Over the next hour, Tony helped me tie on my birthing necklace and continued to clean up and get things ready, hooking the hose to the sink, making sure the needed birth supplies were handy for the birth team, etc. I continued to work through contractions. They were still consistently coming 4-6 minutes apart, but some of them were creeping around to my hips and lower back and the overall intensity continued to escalate. I tried several different coping methods at this point, as I was really not a fan of the sudden lower back discomfort, and finally settled on leaning over the birth ball on my hands and knees and swaying through them while they washed over me. That seemed to lessen the discomfort more than anything else, and it was sort of soothing to lay relaxed over the ball and zone out in between them.

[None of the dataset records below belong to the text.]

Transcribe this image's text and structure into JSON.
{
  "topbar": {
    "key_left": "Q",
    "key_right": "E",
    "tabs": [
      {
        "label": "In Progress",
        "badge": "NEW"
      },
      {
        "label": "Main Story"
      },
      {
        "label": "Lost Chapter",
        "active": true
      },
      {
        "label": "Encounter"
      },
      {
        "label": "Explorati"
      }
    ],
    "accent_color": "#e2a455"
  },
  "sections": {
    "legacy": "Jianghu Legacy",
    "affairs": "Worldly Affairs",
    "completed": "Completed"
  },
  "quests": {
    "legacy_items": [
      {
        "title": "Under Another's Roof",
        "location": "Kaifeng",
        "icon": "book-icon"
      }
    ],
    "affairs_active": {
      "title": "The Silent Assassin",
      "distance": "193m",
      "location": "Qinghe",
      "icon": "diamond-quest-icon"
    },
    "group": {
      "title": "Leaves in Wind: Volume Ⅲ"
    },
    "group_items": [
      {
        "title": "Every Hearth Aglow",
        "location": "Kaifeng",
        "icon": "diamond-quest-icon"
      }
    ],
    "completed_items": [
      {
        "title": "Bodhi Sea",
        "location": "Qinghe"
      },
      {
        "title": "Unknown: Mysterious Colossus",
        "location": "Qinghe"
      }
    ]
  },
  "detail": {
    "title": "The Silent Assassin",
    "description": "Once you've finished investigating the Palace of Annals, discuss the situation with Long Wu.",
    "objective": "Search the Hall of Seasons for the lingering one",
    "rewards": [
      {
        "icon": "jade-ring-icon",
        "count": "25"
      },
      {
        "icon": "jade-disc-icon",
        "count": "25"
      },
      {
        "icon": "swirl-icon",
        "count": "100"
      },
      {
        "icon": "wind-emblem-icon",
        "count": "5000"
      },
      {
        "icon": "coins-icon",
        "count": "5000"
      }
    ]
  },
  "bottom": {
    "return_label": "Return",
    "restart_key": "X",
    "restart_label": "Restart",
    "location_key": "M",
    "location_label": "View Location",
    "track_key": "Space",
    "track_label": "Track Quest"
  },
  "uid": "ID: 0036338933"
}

Not long before our doula arrived, I went to the bathroom to try and empty my bladder and came back out mostly naked. Midwives and doulas like to joke that you can gauge where a woman is in labor based on how many articles of clothing she still has on, so when I wandered out of the bathroom having shed everything but my bra, it caught Tony’s attention. It suddenly became clear that calling the doula a while back was the right call.
Chloe arrived not long after this to find me laboring over the birth ball again, only this time I had wedged myself in between the pool and the bookcase. I was ready to get into the water, but was afraid to get in too early and slow things down so I was waiting for a second opinion. Chloe checked in with me to see how I was feeling and seemed pleasantly surprised at my upbeat attitude because even though things were clearly moving right along, I was still in a great headspace.
I told her about the lower back discomfort during contractions and after watching me work through one of my own, she helped me through the next couple of contractions by applying some pressure to some accupressure points on my lower back while I labored over the ball. I was amazed at how much her light touch in just the right spots seemed to ease the aching during the contractions. But I still wanted the water. So we called the midwife to let her know where we were and to ask her advice.
“If you want to get in the water, get in, give it 15 minutes and see how things are going – whether they slow down, stay the same, progress. Then give me a call back and let me know.”
When I slid into the water, I immediately felt better. It was warm and comforting and I felt buoyant for the first time in months. I settled in and relaxed, leaning my head back on the inflated sides, and waited for the next contractions to come. I got a little bit of a break here, earning a couple of extra minutes of rest and was so grateful. I was chatting with Tony and Chloe who were hanging out nearby and as I felt the next contraction start to come on, Chloe would see the change in my face and reach in for the acupressure points again. She continued to do so for the next couple of contractions, but eventually stopped as the water seemed to be easing up the worst of it. I hung out mostly on my side and swished back and forth as the contractions overcame me, twisting my body as if I were dancing to ease the backache and cope with the sensations.
Much like my last labor, I continued to have comfortable breaks in between contractions, even as things clearly picked up. While I would have to stop and focus during the peak of the waves, I would quickly come back into my usual conscious self as soon as they were over and rejoin the conversation, cracking jokes and laughing along as though I weren’t in the middle of active labor.
Sometime around 8 o’clock, and not long after I got into the pool, our friend Carmen arrived. She’d had two homebirths of her own with the same midwife, so we’d invited her as extra support and photographer. I yelled hello from the pool while between contractions and she immediately made herself at home and started snapping photos.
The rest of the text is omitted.